I was very sorry to hear about the recent death of the legendary rock star Lou Reed — sorry but not surprised. This was, after all, a man who had inflicted such damage on his liver through his rock’n’roll lifestyle that the liver announced its retirement earlier this year and had to be replaced with a new one.
Reed’s immense musical influence spanned the generations. I was at university in the 1980s and, although this was the heyday of Wham and Depeche Mode, if you wanted to be considered cool, you needed a copy of the Velvet Underground’s album (the one featuring a banana on the cover) prominently on view in your student bedroom.
Part of Reed’s appeal was that he was untouched by convention. As you may have read in the obituaries, this man was the epitome of ’60s and ’70s excess — a guy who really did take a walk on the wild side.
But what some of the obituaries have also revealed was that, for a brief period in the early 1970s, Lou Reed rediscovered his inner suburban Jew. Because, in the dark shadows behind Lou Reed, the wild man of rock, lurked Lewis Reed, the son of Sidney Reed, an accountant from Long Island. And after the break-up of the Velvets it was in Long Island that Reed took refuge.

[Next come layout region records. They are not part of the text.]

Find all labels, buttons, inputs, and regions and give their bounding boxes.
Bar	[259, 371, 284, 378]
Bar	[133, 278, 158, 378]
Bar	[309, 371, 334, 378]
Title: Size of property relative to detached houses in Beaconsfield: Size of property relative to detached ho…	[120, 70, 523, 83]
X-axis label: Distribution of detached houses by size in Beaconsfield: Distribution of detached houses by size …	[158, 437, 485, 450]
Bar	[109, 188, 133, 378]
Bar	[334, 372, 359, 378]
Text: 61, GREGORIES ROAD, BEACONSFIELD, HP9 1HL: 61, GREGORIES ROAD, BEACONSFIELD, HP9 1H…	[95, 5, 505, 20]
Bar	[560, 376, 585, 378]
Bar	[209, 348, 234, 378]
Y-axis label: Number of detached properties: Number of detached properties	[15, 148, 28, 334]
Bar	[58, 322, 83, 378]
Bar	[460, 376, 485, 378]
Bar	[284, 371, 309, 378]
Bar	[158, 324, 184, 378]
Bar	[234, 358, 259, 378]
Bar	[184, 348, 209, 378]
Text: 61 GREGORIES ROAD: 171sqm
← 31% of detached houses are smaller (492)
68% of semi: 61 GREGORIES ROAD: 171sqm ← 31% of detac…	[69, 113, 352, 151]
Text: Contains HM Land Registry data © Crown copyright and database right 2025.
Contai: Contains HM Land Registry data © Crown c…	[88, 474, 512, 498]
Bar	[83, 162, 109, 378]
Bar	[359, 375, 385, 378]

In his moment of despair, and needing a little regular income, Lewis (as I now prefer to think of him) took a walk on the mild side back to his family home and accepted a job in the family accountancy firm. He even forgot about his Venus in Furs and married a nice Jewish girl called Bettye Kronstadt. He stopped taking drugs, preferring his mother’s chicken soup (rather than the Campbell’s variety promoted by his mentor, Andy Warhol) and settled down to working nine to five in the accountancy business.
One can imagine Lewis walking to work with his packed lunch, (presumably with a banana in his back pocket) through the serene, leafy streets of Long Island, anticipating a shift tapping away at the typewriter — a perfect day of sorts — before returning for an evening of domestic bliss with Bettye, his satellite of love. This was the Transfomer transformed.
What Lewis’s co-workers made of the eye make-up, the wrap-around shades and the black uniform of the new guy in the bought ledger section we will probably never know. However, it is interesting to note that there is an atavistic pull of Jews to book-keeping that even the craziest of rock stars cannot resist.
Of course, it couldn’t last. And when David Bowie showed up at his door, imploring his hero to come to London to make some more music, Lewis decided that he was ready to resume his career and challenge his liver to cope with a new and varied array of substances.
Lewis carried on to inspire a new generation of musicians. Eighties star Lloyd Cole said that, without Reed, he probably would have become a maths teacher, little knowing that the brooding Velvet Underground front man’s alter ego was himself pretty adept at calculating a profit and loss account.